Parliament of Thailand
- Long title Act on Promoting a Peaceful Society ;
- Territorial extent: Thailand
- Passed: 8 July 2026
- Enacted: 23 August 2026
- Signed: 18 August 2026
- Commenced: 24 August 2026

= Peaceful Society Promotion Act =

The Act on Promoting a Peaceful Society, also known as the Peaceful Society Promotion Act (พระราชบัญญัติสร้างเสริมสังคมสันติสุข) is a 2026 Thai law offering political amnesty for specific political actions committed between 1 January 2005 and 16 July 2025. The act be Thailand's 24th political amnesty law since the first amnesty decree issued after the Siamese revolution of 1932.

== Provisions ==
The bill excludes amnesty for those convicted of violating Article 112 of Thailand's criminal code, the country's lese majeste law.

== Legislative history ==
On 30 June 2026, the Senate passed the bill 103 to 3, with 22 abstentions.
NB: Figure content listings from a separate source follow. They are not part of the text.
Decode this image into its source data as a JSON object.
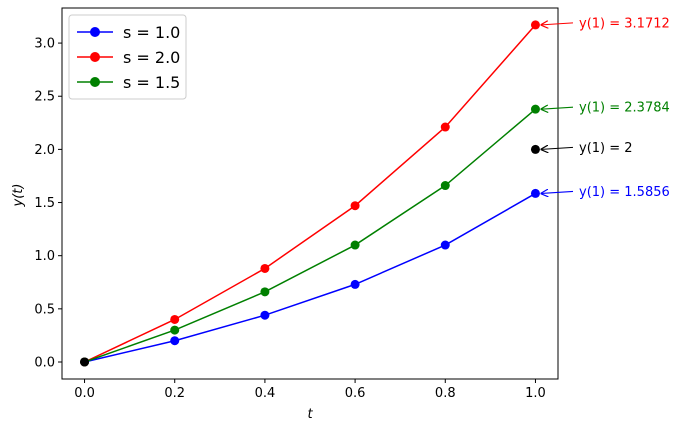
{
  "chart_data": {
    "type": "line",
    "xlabel": "t",
    "ylabel": "y(t)",
    "xlim": [
      -0.05,
      1.05
    ],
    "ylim": [
      -0.16,
      3.33
    ],
    "xticks": [
      "0.0",
      "0.2",
      "0.4",
      "0.6",
      "0.8",
      "1.0"
    ],
    "yticks": [
      "0.0",
      "0.5",
      "1.0",
      "1.5",
      "2.0",
      "2.5",
      "3.0"
    ],
    "grid": false,
    "legend_position": "top-left",
    "x": [
      0.0,
      0.2,
      0.4,
      0.6,
      0.8,
      1.0
    ],
    "series": [
      {
        "name": "s = 1.0",
        "color": "#0000ff",
        "values": [
          0.0,
          0.2,
          0.44,
          0.73,
          1.1,
          1.5856
        ]
      },
      {
        "name": "s = 2.0",
        "color": "#ff0000",
        "values": [
          0.0,
          0.4,
          0.88,
          1.47,
          2.21,
          3.1712
        ]
      },
      {
        "name": "s = 1.5",
        "color": "#008000",
        "values": [
          0.0,
          0.3,
          0.66,
          1.1,
          1.66,
          2.3784
        ]
      }
    ],
    "extra_points": [
      {
        "x": 0.0,
        "y": 0.0,
        "color": "#000000"
      },
      {
        "x": 1.0,
        "y": 2.0,
        "color": "#000000"
      }
    ],
    "annotations": [
      {
        "text": "y(1) = 3.1712",
        "x": 1.0,
        "y": 3.1712,
        "color": "#ff0000"
      },
      {
        "text": "y(1) = 2.3784",
        "x": 1.0,
        "y": 2.3784,
        "color": "#008000"
      },
      {
        "text": "y(1) = 2",
        "x": 1.0,
        "y": 2.0,
        "color": "#000000"
      },
      {
        "text": "y(1) = 1.5856",
        "x": 1.0,
        "y": 1.5856,
        "color": "#0000ff"
      }
    ]
  }
}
On 7 July 2026, the Senate version of the bill was endorsed by the governing coalition.

On 8 July 2026, the House of Representatives passed the bill 306 to 141, with two abstentions. It is now pending royal assent.

On August 18, 2026, Vajiralongkorn signed in this bill into law, which was published in the Royal Gazette on August 23, 2026 and came into effect on August 24, 2026.